Olvídate del aire acondicionado: el sencillo truco que sólo funciona de noche para refrescar tu dormitorio en verano y dormir a pierna suelta
Existen trucos con base científica para combatir el calor en verano, pero cuando llega la hora de dormir parece que nada funciona. El ambiente en la habitación empieza a cargarse y conciliar el sueño se hace imposible.
Aunque no lo creas, hay veces que no es necesario tirar de aire acondicionado para dormir.
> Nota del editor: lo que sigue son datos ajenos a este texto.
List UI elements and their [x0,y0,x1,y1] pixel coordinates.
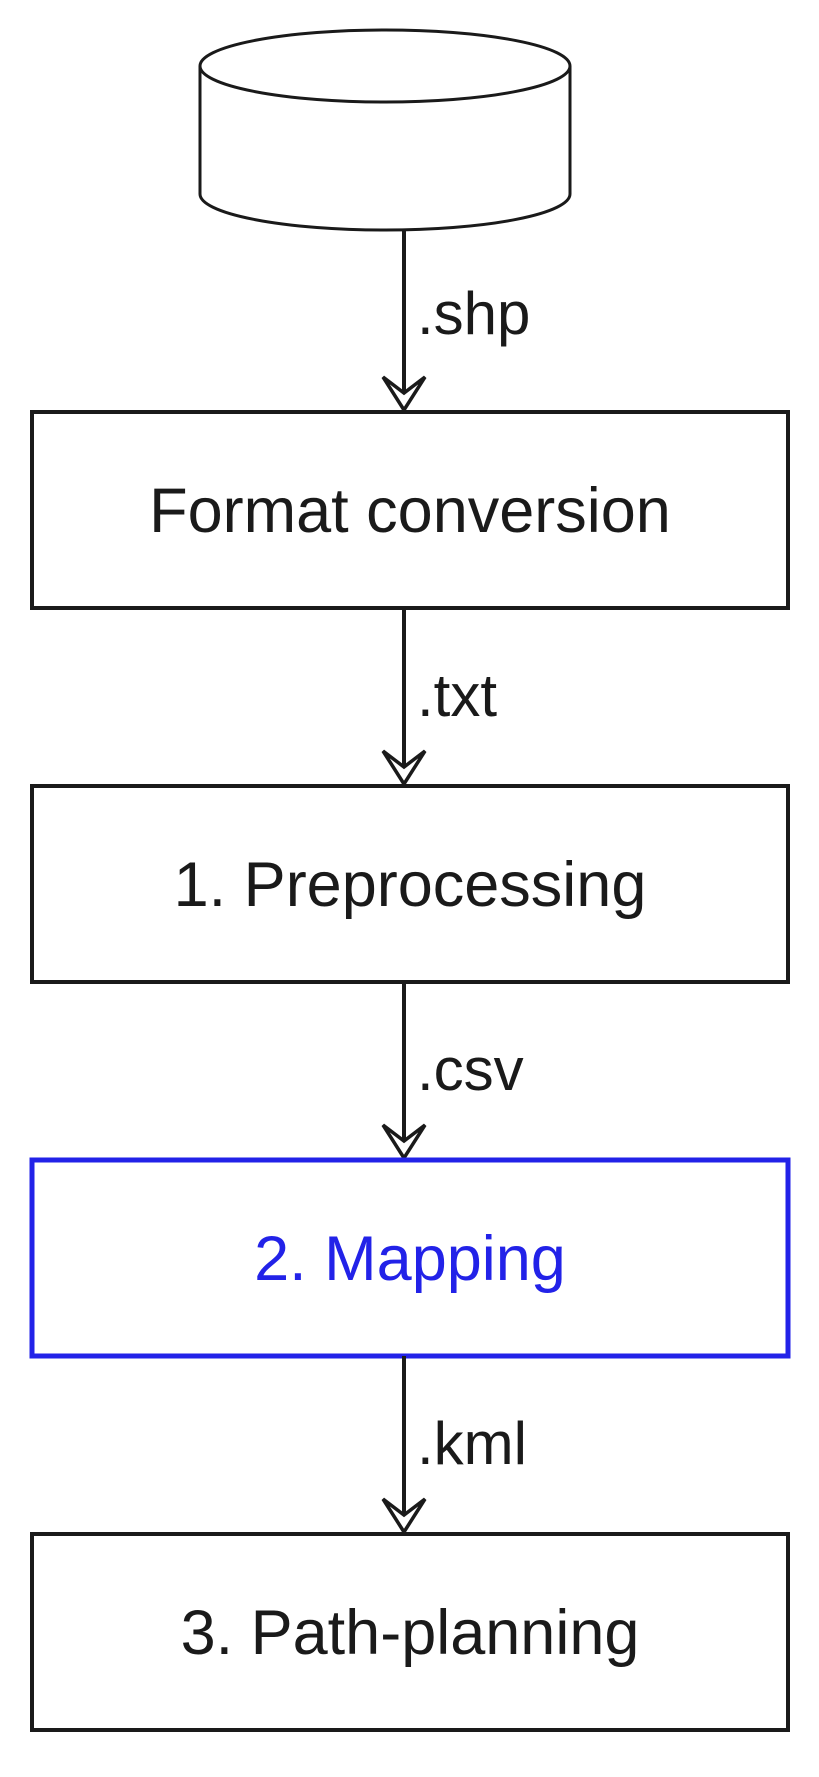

Con un ventilador bien colocado es suficiente y además es más barato.
Lo que debes hacer es colocarlo en la ventana para que recoja aire del exterior y lo devuelva dentro del cuarto. De esta manera hará algo más que mover simplemente aire caliente. Obviamente, sólo tiene sentido si fuera no hace poniente.
El truco del ventilador para dormir mejor en las noches veraniegas
El ventilador es barato y muy útil contra el calor en verano, pero hay que saber sacarle partido. En vez de colocarlo junto a la cama para que apunte directamente al cuerpo, el truco consiste en ponerlo en la ventana para trabajar con el aire exterior.
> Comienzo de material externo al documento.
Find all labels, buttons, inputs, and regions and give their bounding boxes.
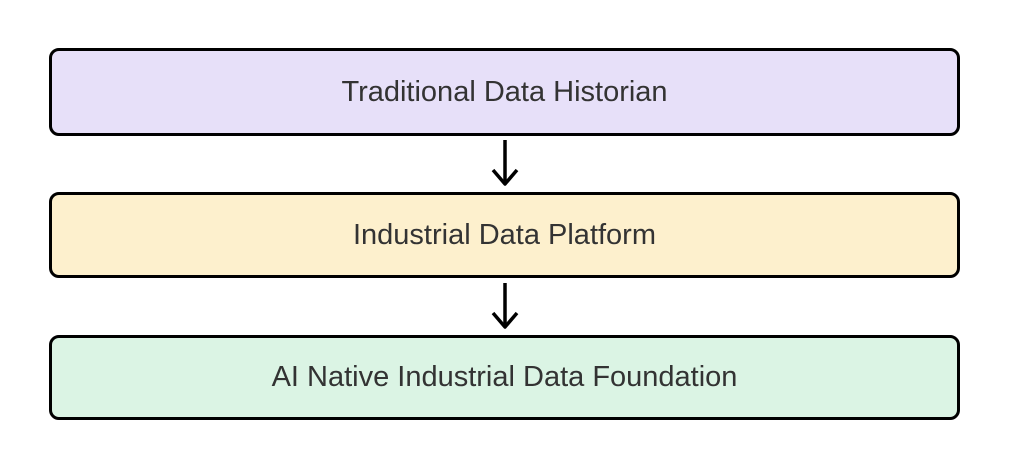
arrow-down-icon [487, 139, 523, 187]
node-label: AI Native Industrial Data Foundation [271, 361, 738, 394]
node-industrial-data-platform: Industrial Data Platform [49, 192, 960, 278]
arrow-down-icon [487, 282, 523, 330]
node-ai-native-industrial-data-foundation: AI Native Industrial Data Foundation [49, 335, 960, 420]
node-label: Traditional Data Historian [341, 75, 668, 108]
node-traditional-data-historian: Traditional Data Historian [49, 48, 960, 136]
node-label: Industrial Data Platform [352, 218, 656, 251]
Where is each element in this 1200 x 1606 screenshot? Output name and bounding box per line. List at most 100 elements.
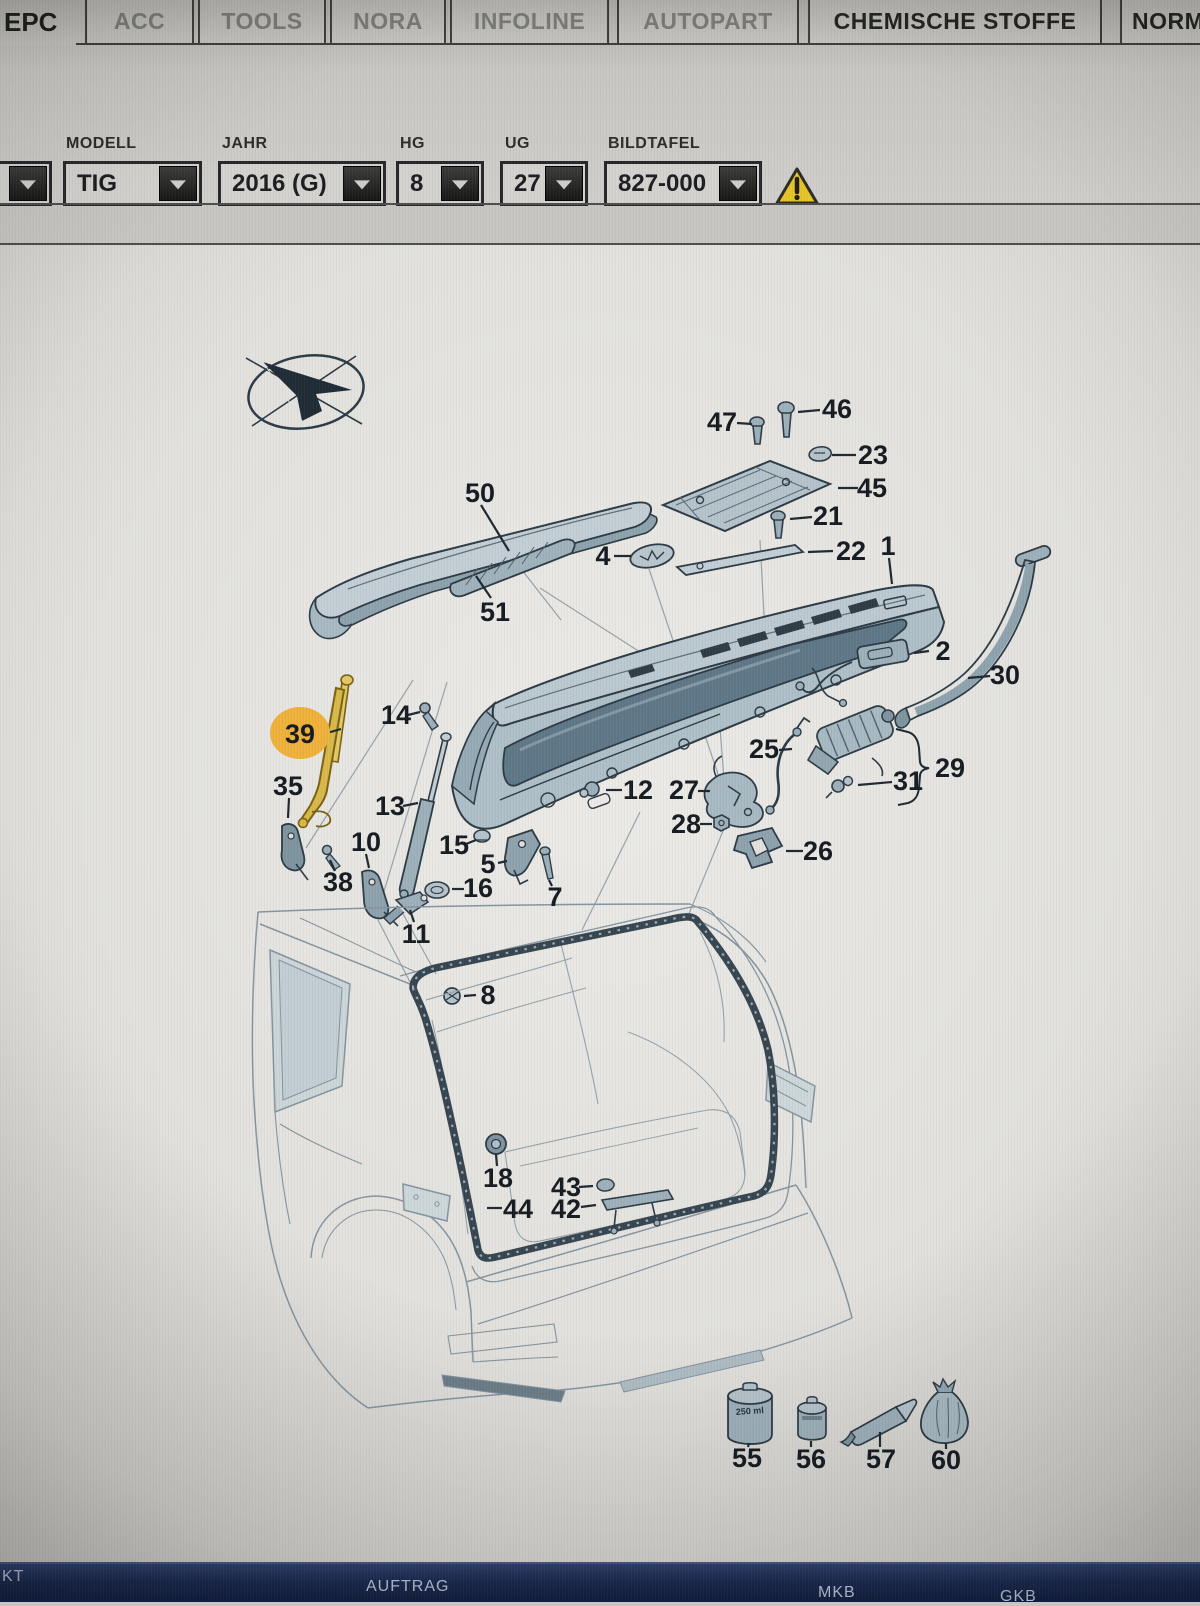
- part-bag-60: [920, 1377, 969, 1444]
- label-56[interactable]: 56: [796, 1444, 826, 1474]
- label-13[interactable]: 13: [375, 791, 405, 821]
- highlight-badge-39[interactable]: [270, 707, 330, 759]
- label-43[interactable]: 43: [551, 1172, 581, 1202]
- label-31[interactable]: 31: [893, 766, 923, 796]
- diagram-background: [0, 245, 1200, 1562]
- part-grommet-12: [579, 781, 600, 798]
- tab-bottom-line: [76, 43, 1200, 45]
- hg-combo[interactable]: 8: [396, 161, 484, 206]
- label-7[interactable]: 7: [547, 882, 562, 912]
- label-27[interactable]: 27: [669, 775, 699, 805]
- parts-diagram: 250 ml: [0, 245, 1200, 1562]
- part-hinge-5: [503, 828, 542, 886]
- label-46[interactable]: 46: [822, 394, 852, 424]
- tab-epc-label: EPC: [4, 7, 58, 37]
- label-51[interactable]: 51: [480, 597, 510, 627]
- label-16[interactable]: 16: [463, 873, 493, 903]
- bildtafel-combo[interactable]: 827-000: [604, 161, 762, 206]
- tab-chemische-stoffe[interactable]: CHEMISCHE STOFFE: [808, 0, 1102, 43]
- tab-epc[interactable]: EPC: [0, 0, 96, 45]
- status-gkb: GKB: [1000, 1588, 1037, 1605]
- jahr-combo[interactable]: 2016 (G): [218, 161, 386, 206]
- brace-29: [895, 728, 930, 806]
- tab-infoline[interactable]: INFOLINE: [450, 0, 609, 43]
- label-39[interactable]: 39: [285, 719, 315, 749]
- tab-bar: EPC ACC TOOLS NORA INFOLINE AUTOPART CHE…: [0, 0, 1200, 45]
- label-44[interactable]: 44: [503, 1194, 533, 1224]
- label-25[interactable]: 25: [749, 734, 779, 764]
- label-26[interactable]: 26: [803, 836, 833, 866]
- car-body: [251, 903, 853, 1409]
- label-10[interactable]: 10: [351, 827, 381, 857]
- label-2[interactable]: 2: [935, 636, 950, 666]
- tab-acc-label: ACC: [113, 8, 166, 34]
- tab-nora-label: NORA: [353, 8, 423, 34]
- separator-line-2: [0, 243, 1200, 245]
- leader-lines: [286, 408, 991, 1449]
- label-47[interactable]: 47: [707, 407, 737, 437]
- status-auftrag: AUFTRAG: [366, 1578, 450, 1595]
- part-clip-43: [596, 1178, 615, 1192]
- label-15[interactable]: 15: [439, 830, 469, 860]
- label-5[interactable]: 5: [480, 849, 495, 879]
- part-nut-28: [713, 814, 730, 832]
- tab-autopart[interactable]: AUTOPART: [617, 0, 799, 43]
- label-23[interactable]: 23: [858, 440, 888, 470]
- label-21[interactable]: 21: [813, 501, 843, 531]
- part-ball-stud-14: [419, 702, 439, 731]
- part-grommet-16: [424, 881, 450, 899]
- warning-triangle-icon[interactable]: [775, 166, 819, 206]
- label-8[interactable]: 8: [480, 980, 495, 1010]
- jahr-value: 2016 (G): [232, 169, 327, 197]
- canister-volume-label: 250 ml: [735, 1405, 764, 1417]
- label-55[interactable]: 55: [732, 1443, 762, 1473]
- part-pin-7: [539, 846, 554, 880]
- part-cap-8: [443, 987, 461, 1005]
- label-12[interactable]: 12: [623, 775, 653, 805]
- separator-line-1: [0, 203, 1200, 205]
- jahr-dropdown-icon[interactable]: [343, 166, 381, 201]
- label-11[interactable]: 11: [402, 919, 431, 949]
- ug-label: UG: [505, 135, 530, 152]
- part-lock-27: [703, 755, 764, 828]
- tab-acc[interactable]: ACC: [85, 0, 194, 43]
- edge-combo-dropdown-icon[interactable]: [9, 166, 47, 201]
- label-1[interactable]: 1: [880, 531, 895, 561]
- bildtafel-dropdown-icon[interactable]: [719, 166, 757, 201]
- part-bracket-35: [280, 823, 309, 881]
- label-28[interactable]: 28: [671, 809, 701, 839]
- part-lock-module: [806, 705, 895, 777]
- label-57[interactable]: 57: [866, 1444, 896, 1474]
- tab-norm-label: NORM: [1132, 8, 1200, 34]
- modell-combo[interactable]: TIG: [63, 161, 202, 206]
- hg-dropdown-icon[interactable]: [441, 166, 479, 201]
- modell-dropdown-icon[interactable]: [159, 166, 197, 201]
- tab-tools[interactable]: TOOLS: [198, 0, 326, 43]
- label-18[interactable]: 18: [483, 1163, 513, 1193]
- label-22[interactable]: 22: [836, 536, 866, 566]
- tab-norm[interactable]: NORM: [1120, 0, 1200, 43]
- hg-label: HG: [400, 135, 425, 152]
- part-clip-31: [825, 775, 854, 799]
- label-50[interactable]: 50: [465, 478, 495, 508]
- tab-tools-label: TOOLS: [221, 8, 303, 34]
- edge-combo[interactable]: [0, 161, 52, 206]
- brand-logo: [245, 354, 365, 430]
- label-38[interactable]: 38: [323, 867, 353, 897]
- tab-nora[interactable]: NORA: [330, 0, 446, 43]
- ug-dropdown-icon[interactable]: [545, 166, 583, 201]
- part-gas-strut-39-highlighted: [297, 674, 354, 829]
- ug-combo[interactable]: 27: [500, 161, 588, 206]
- label-29[interactable]: 29: [935, 753, 965, 783]
- label-14[interactable]: 14: [381, 700, 411, 730]
- label-42[interactable]: 42: [551, 1194, 581, 1224]
- part-latch-2: [795, 638, 910, 708]
- label-45[interactable]: 45: [857, 473, 887, 503]
- label-4[interactable]: 4: [595, 541, 610, 571]
- part-cap-15: [473, 829, 491, 843]
- label-35[interactable]: 35: [273, 771, 303, 801]
- label-60[interactable]: 60: [931, 1445, 961, 1475]
- tab-chemische-stoffe-label: CHEMISCHE STOFFE: [833, 8, 1077, 34]
- label-30[interactable]: 30: [990, 660, 1020, 690]
- status-kt: KT: [2, 1568, 25, 1585]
Si fuera hace menos calor que dentro, el ventilador empuja ese aire hacia el dormitorio y ayuda a renovar el ambiente. Por eso es un remedio casero especialmente práctico cuando la habitación ha acumulado calor durante todo el día.
Y es que paredes, muebles, cortinas y ventanas pueden conservar esa temperatura durante horas, aunque fuera empiece a bajar. Ahí es donde marca la diferencia.
Un ventilador colocado dentro del cuarto mueve el aire que ya está dentro. En cambio, uno situado en la ventana puede ayudar a meter aire nocturno y crear una sensación térmica más fresca.
Por qué el truco del ventilador sólo funciona durante la noche y no en las horas de más calor
La parte negativa es que este truco no sirve igual a cualquier hora, porque depende de que el aire exterior esté más fresco que el del dormitorio.
Si se usa en pleno día, cuando la calle o el patio están muy calientes, el resultado puede ser el contrario al buscado. El ventilador no enfría por sí solo, sino que mueve aire. Por eso conviene pensar qué aire estamos metiendo.
La cosa cambia por la noche porque la temperatura exterior suele bajar y la habitación puede seguir cargada. En ese escenario, colocar el ventilador en la ventana tiene más sentido que dejarlo girando en una esquina.
También ayuda hacerlo antes de irnos a dormir, para que la habitación empiece a renovar el ambiente antes de que llegue el momento de acostarnos. No te compliques, basta con usar el ventilador como puente entre la ventana y el dormitorio.
Cómo usar el ventilador por la noche en el dormitorio para no pasar calor
La base del truco consiste en acercar el ventilador a la ventana y orientarlo hacia el interior de la habitación. De ese modo recoge el aire de fuera y lo introduce en el dormitorio.
Conviene colocarlo de forma estable y segura, sin dejarlo en equilibrio ni en una zona donde pueda caerse. Al final, el truco funciona por posición, no por hacer inventos raros con el aparato.
Antes de que lo uses, es mejor que revises la temperatura que hace fuera de casa. Asómate a la ventana para ver si el aire es fresco y merece la pena utilizar el remedio.
Además, tampoco podemos esperar milagros y este truco no te va a generar la misma sensación que un aire acondicionado. Pero para dormir puede ser mejor para tu salud y para tu bolsillo.